La situation au Nigeria continue de se détériorer malgré les investissements importants dans ses politiques antiterroristes

Terrorisme et contre-terrorisme au Nigeria

PHOTO/AP - Sur cette photo d'archive du jeudi 8 août 2013, des soldats nigérians voyagent dans un véhicule blindé de transport de troupes pendant les célébrations de l'Aïd al-Fitr à Maiduguri.

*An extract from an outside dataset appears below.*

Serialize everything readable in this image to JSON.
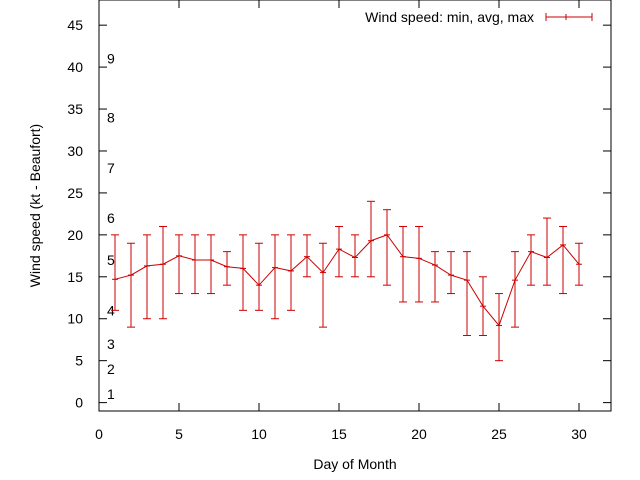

Le Sahel est une région d'une grande fragilité politique. La crise malienne de 2012 et 2013 l'a démontré, lorsque différentes milices des régions du nord du pays ont failli prendre le contrôle de la capitale, Bamako. Et on l'a encore vu l'année dernière, avec la propagation très rapide du terrorisme djihadiste qui se développait au Mali depuis la révolte des Touaregs, vers les pays voisins tels que le Burkina Faso et le Niger et le long de la frontière commune floue. Cependant, le Nigeria, un autre des grands touchés par le terrorisme dans la région, a un système politique relativement plus consolidé que ceux mentionnés précédemment, et des ressources économiques et militaires beaucoup plus importantes, non seulement que les autres pays du Sahel, mais aussi que la plus grande partie du continent africain. Toutefois, cela n'a pas empêché le nombre de décès causés par le terrorisme djihadiste de continuer à augmenter au cours des trois dernières années, l'activité terroriste du pays prenant un poids de plus en plus important dans l'ensemble de l'activité terroriste mondiale. Bien que l'augmentation puisse être due à une plus grande attention portée au Nigeria par l'activité terroriste de l'ISWAP, la branche de Daesh dans le bassin du lac Tchad, et de Boko Haram, nous pouvons constater que le nombre de victimes a également augmenté au Niger, au Tchad et au Cameroun, presque deux fois plus dans le cas de ce dernier, ce qui rend la situation généralisée dans la région. Malgré le nombre plus élevé de morts et d'attentats, le Nigeria a réussi à réduire géographiquement l'activité terroriste, en la limitant presque exclusivement à l'État de Borno, dans le nord-ouest du pays.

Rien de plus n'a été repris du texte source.